If all three signals report no change, the system returns score 100 without invoking AI — fast and free of fake-positive risk. If any signal fires, AI analysis runs to interpret the change and produce a human-readable summary.
Approving a real change
When you intentionally redesign a page, the next monitor run will report a regression. That's expected — the system has no way to know which changes you meant. Open the result, verify the changes are correct, and click Approve. This captures a fresh baseline so future runs use the new state as the reference.
"Capture appears unstable" results
Sometimes you'll see a regression result with score 100 and a summary like "Capture appears unstable — page height differs by 60% between baseline and current" or "… 4 image(s) failed to load during the current capture".
This is a deliberate guardrail. The system detected that the current capture is itself unreliable (a JS carousel exploded, image CDN rate-limited us, etc.) and refused to compare. Reporting a regression in that state would be misleading — the underlying site didn't change. Re-run the test in 1–2 minutes; it almost always succeeds on retry.
Email alerts
When a monitor result drops below your alert threshold, the plugin emails the address you configured. The email includes:
- Score and label (Good / Needs Work / Poor).
- Score breakdown (4 categories).
- The top issue found.
- Download Full Report button — single click downloads a PDF with all issues, recommendations, and screenshots.
You can disable monitor alerts globally in Profile → Email Notifications, or per-monitor in the Monitor edit dialog.
Result history
Each monitor keeps the last 50 results. Older results auto-purge. Open a monitor in QAProof → Monitors to see the timeline — green dots are passing runs, amber/red are failures, and you can drill into any past result.
Tips for stable monitors
- Pick stable pages. Pages with frequently rotating content (live stock prices, social media feeds) will report constant "regressions" because the content really does change. Use the dynamic-content masking (default on) to hide timers and rotators, or pick less volatile pages.

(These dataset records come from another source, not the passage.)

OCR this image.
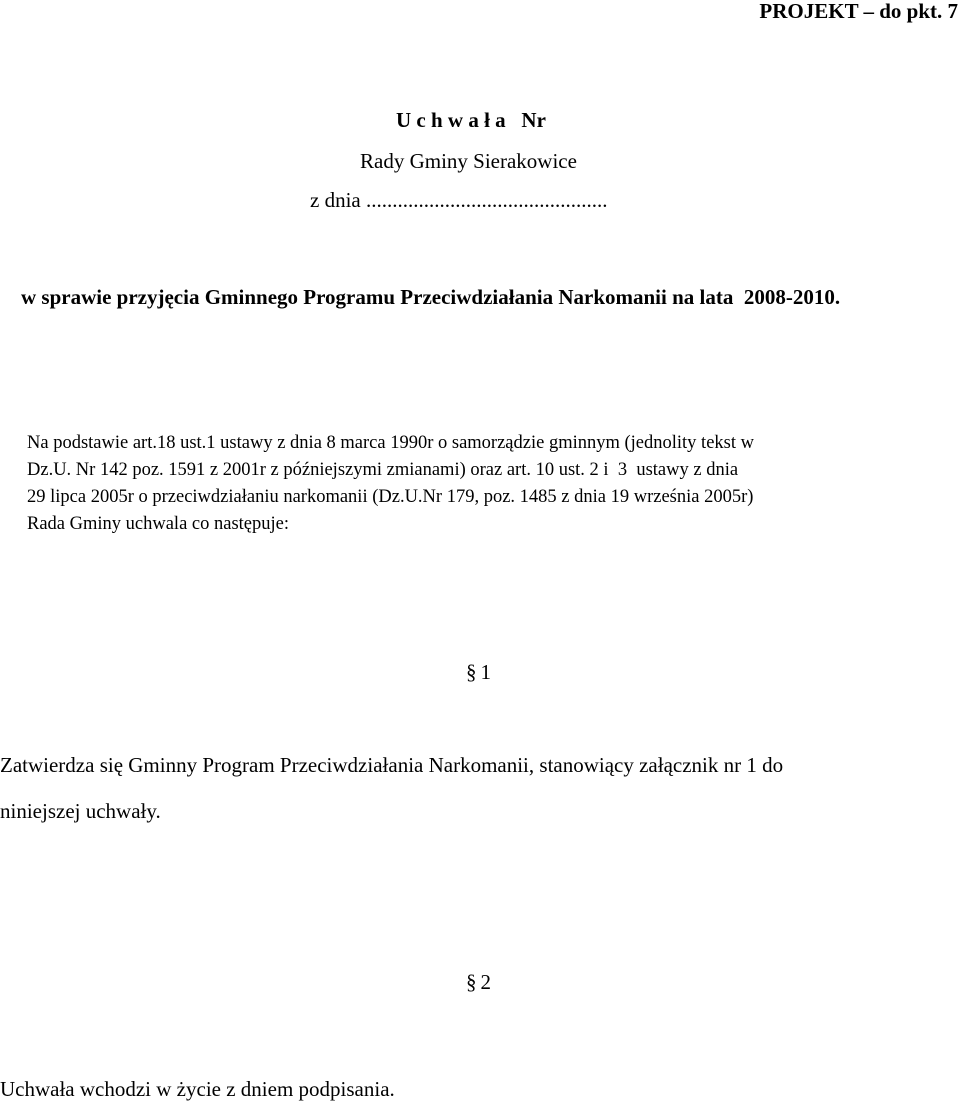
PROJEKT – do pkt. 7

U c h w a ł a   Nr

Rady Gminy Sierakowice

z dnia ..............................................

w sprawie przyjęcia Gminnego Programu Przeciwdziałania Narkomanii na lata  2008-2010.

Na podstawie art.18 ust.1 ustawy z dnia 8 marca 1990r o samorządzie gminnym (jednolity tekst w
Dz.U. Nr 142 poz. 1591 z 2001r z późniejszymi zmianami) oraz art. 10 ust. 2 i  3  ustawy z dnia
29 lipca 2005r o przeciwdziałaniu narkomanii (Dz.U.Nr 179, poz. 1485 z dnia 19 września 2005r)
Rada Gminy uchwala co następuje:

§ 1

Zatwierdza się Gminny Program Przeciwdziałania Narkomanii, stanowiący załącznik nr 1 do
niniejszej uchwały.

§ 2

Uchwała wchodzi w życie z dniem podpisania.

- Use weekly schedule for low-traffic sites. WP-Cron firing on low-traffic WordPress installs can be unreliable. Either set up a server-level cron job hitting
wp-cron.php, or use a weekly schedule which is more forgiving. - Recapture baselines after deploys. If you ship visual changes, hit Approve on the next regression result to refresh the baseline. Otherwise every future run will keep flagging the same intended change.